Conservatives and their allies in the press have been bent out of shape over recent campaigns to keep Wal-Mart from opening stores. These campaigns were spearheaded by community groups nationwide from Los Angeles to Chicago to New York. Recently, The Economist , the international organ for the so-called “free market,” railed against the opposition to Wal-Mart’s entry into the New York City area. Writing in its April 2nd edition about local legislation aimed at requiring standards for workers’ pay and health care, the magazine opined that, “Municipal socialism may seem an odd strategy for the world’s capital of capitalism to embrace.”

Oh, I get it: Local control is only a lofty principle when the goal is to destroy the government’s ability to implement basic community values like fairness, equality and justice. But when people rise up to challenge the idea that a corporation shouldn’t do what it chooses with local community resources like workers, water, air and soil—oh my God, we’re teetering on the brink of rampant radicalism and a titanic battle between socialism and the free market.
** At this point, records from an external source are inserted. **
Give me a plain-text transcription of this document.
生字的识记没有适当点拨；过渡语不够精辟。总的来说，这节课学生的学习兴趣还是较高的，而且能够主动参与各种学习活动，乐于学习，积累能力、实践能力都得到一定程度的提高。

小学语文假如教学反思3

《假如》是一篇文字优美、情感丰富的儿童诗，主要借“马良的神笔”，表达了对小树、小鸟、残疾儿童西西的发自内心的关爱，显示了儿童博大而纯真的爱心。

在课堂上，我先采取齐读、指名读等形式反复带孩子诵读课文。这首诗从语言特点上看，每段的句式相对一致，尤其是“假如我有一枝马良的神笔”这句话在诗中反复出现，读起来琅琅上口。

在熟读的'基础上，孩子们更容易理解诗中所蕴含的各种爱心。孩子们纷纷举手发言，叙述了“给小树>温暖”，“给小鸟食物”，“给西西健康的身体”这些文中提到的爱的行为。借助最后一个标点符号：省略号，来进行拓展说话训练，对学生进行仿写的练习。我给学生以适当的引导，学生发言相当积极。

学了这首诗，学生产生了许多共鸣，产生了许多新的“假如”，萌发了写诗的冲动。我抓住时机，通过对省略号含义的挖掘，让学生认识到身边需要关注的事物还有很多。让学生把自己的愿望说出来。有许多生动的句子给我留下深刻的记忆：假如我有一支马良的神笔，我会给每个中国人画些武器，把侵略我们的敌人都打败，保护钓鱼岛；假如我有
Truth is, Wal-Mart could not survive in a real free market: It would, for example, have to pay Chinese workers more (which would ruin its low-wage business model) and spurn any offers of government subsidies. Indeed, it’s fitting that Wal-Mart, the business model fawned over by free-marketeers, exposes the so-called “free market” as a lie, no more than a crude—albeit effective—marketing phrase. By offering the seductive promise of prosperity through something “free,” we’re told we have to hand over control of our communities to some mystical “market” force. But that’s just an illusion conjured up to hide from us real-life actors who exploit the sweat of our brows, deplete our natural resources to make huge profits and take handouts funded by our hard-earned incomes.

Ironically, Wal-Mart’s behavior does have one redeeming factor. By puncturing the Wal-Mart-generated myths that it is good for America, by showing that its low-prices come with a heavy cost, and by revealing how the company is a leech on communities, we may begin to pull back the curtain hiding the true nature of the so-called “free market.”